Streaming audio leader Spotify stock (NYSE: SPOT) gained about 7% over the last week (five trading days) outperforming the S&P 500 which was up by about 2% over the same period. Although there hasn’t been much news specific to Spotify in recent days, the tech space, in general, has witnessed renewed investor interest, with the Nasdaq up by about 4% over the last week, amid lower than expected jobless claims and cooling inflationary pressures. So is Spotify stock poised to rally further or could it see a decline? Per our machine learning engine, which analyzes historical stock price data, Spotify stock has a 54% chance of a rise over the next one month (21 trading days) after gaining 7% in the last five trading days. The one-month expected return for the stock is about 4%. See our analysis Spotify Stock Chances of Rise for more details.

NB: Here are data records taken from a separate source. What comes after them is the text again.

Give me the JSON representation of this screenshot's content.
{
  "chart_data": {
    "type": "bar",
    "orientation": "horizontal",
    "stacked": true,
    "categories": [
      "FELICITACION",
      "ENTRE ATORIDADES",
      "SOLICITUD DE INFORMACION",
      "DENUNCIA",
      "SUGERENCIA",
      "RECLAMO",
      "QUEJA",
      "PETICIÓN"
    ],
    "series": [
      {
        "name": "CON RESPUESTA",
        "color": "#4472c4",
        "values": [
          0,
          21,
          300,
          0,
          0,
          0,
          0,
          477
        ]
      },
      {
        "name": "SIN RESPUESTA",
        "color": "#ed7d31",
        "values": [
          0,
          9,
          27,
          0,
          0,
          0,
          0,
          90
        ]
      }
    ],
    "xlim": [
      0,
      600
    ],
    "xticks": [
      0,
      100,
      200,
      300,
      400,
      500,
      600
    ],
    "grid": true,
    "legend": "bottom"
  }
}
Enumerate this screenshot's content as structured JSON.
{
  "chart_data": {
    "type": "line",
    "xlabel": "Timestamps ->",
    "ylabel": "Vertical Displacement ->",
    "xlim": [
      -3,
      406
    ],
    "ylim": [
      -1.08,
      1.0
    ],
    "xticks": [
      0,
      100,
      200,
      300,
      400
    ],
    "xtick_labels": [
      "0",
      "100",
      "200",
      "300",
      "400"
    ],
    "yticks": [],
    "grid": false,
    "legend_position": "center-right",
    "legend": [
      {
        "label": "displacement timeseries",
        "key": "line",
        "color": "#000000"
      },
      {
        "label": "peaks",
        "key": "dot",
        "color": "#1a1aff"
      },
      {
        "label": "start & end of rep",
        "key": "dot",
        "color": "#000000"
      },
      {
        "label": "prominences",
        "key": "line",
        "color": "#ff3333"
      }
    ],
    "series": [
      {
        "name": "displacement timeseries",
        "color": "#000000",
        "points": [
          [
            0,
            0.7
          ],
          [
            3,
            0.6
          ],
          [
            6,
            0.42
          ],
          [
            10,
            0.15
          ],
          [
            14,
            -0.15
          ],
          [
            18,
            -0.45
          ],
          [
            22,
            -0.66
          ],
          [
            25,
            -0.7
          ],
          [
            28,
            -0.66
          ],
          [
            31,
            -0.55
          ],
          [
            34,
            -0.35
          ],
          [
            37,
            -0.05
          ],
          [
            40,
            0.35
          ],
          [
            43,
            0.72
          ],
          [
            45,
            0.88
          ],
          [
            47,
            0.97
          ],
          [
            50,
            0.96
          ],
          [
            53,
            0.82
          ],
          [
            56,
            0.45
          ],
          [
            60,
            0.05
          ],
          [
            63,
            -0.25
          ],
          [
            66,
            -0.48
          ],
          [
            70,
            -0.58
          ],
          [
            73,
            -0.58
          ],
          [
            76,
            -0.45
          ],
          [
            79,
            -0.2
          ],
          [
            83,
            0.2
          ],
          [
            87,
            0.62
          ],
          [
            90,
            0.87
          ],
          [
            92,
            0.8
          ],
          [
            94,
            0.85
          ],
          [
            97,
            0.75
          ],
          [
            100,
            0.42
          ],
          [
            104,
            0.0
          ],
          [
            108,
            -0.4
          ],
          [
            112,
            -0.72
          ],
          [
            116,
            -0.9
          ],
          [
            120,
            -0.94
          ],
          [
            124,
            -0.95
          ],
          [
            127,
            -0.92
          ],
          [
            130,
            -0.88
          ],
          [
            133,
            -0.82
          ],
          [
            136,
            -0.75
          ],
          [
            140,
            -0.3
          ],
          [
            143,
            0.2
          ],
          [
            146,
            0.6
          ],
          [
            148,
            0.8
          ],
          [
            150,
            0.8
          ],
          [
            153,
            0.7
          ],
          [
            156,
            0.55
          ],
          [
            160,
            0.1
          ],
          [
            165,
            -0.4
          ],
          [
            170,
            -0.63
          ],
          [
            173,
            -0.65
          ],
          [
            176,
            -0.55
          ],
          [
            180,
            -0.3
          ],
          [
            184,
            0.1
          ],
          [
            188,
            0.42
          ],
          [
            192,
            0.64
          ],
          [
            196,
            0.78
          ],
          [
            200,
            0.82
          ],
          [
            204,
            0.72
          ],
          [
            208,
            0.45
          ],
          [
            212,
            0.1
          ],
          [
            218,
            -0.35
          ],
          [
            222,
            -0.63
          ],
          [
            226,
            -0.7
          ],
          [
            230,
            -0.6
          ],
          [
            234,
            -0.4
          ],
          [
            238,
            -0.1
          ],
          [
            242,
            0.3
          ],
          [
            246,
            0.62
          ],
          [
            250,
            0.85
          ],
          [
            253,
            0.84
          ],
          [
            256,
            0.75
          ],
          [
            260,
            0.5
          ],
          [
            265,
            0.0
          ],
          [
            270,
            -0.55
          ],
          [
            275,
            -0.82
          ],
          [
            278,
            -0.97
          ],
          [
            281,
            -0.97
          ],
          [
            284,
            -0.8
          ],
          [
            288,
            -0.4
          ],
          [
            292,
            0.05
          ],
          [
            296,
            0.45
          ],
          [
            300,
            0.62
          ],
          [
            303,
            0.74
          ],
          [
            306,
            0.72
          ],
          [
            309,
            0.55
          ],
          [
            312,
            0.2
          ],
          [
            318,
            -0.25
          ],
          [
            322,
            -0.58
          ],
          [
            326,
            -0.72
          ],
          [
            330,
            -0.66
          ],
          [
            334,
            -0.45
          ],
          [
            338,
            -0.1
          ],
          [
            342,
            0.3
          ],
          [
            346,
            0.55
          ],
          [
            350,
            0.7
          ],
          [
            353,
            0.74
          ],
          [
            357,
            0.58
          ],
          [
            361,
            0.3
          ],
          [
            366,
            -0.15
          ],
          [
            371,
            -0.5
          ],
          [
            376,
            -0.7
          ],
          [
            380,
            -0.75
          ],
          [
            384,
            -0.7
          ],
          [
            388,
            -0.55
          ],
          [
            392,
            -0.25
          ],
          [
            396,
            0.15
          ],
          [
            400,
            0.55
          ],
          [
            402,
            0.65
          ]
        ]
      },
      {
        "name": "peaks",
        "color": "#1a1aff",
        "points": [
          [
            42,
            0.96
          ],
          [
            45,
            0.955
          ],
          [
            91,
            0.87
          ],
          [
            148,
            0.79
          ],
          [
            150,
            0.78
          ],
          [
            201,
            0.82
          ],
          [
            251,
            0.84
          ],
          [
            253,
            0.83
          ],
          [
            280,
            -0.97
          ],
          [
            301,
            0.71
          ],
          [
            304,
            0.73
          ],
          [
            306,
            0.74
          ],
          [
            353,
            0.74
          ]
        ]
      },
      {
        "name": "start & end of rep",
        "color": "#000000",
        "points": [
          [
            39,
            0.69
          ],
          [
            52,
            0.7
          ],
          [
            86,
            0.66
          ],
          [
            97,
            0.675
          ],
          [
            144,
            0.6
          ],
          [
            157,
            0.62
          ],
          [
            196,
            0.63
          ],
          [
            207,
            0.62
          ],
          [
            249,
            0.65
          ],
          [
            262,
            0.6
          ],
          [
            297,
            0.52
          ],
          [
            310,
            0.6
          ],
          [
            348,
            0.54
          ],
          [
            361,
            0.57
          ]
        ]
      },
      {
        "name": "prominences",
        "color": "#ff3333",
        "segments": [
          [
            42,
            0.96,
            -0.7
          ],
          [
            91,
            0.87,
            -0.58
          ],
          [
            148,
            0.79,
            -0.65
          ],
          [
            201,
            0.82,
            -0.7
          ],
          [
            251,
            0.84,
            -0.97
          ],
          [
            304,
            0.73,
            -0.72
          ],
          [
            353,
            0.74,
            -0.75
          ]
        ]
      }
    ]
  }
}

That said, the longer-term outlook for Spotify remains mixed. While Spotify trades at about 4x projected 2021 revenues, below the 7.5x streaming video behemoth Netflix NFLX trades at, we have some concerns. Spotify’s monthly active user growth has been slowing down amid mounting competition from platform players such as Apple AAPL and Amazon AMZN - who have much more muscle in terms of financial resources and software ecosystems, and regional players - who have a better understanding of regional tastes. MAUs stood at 356 million users in Q1, a slower than expected growth of 24% versus last year. The full-year outlook was also disappointing, with the company expected to grow users at 19% at the midpoint of guidance. Moreover, driving meaningful profitability, in the long run, remains a concern for a couple of reasons. Spotify pays a chunk of its revenues to music rights holders, and its payments are tied to metrics such as play counts. This means that as revenues scale-up, payments will likely rise, too. Although Spotify is investing big in original content such as podcasts in order to differentiate itself and improve its leverage, this will increase cash costs in the near term.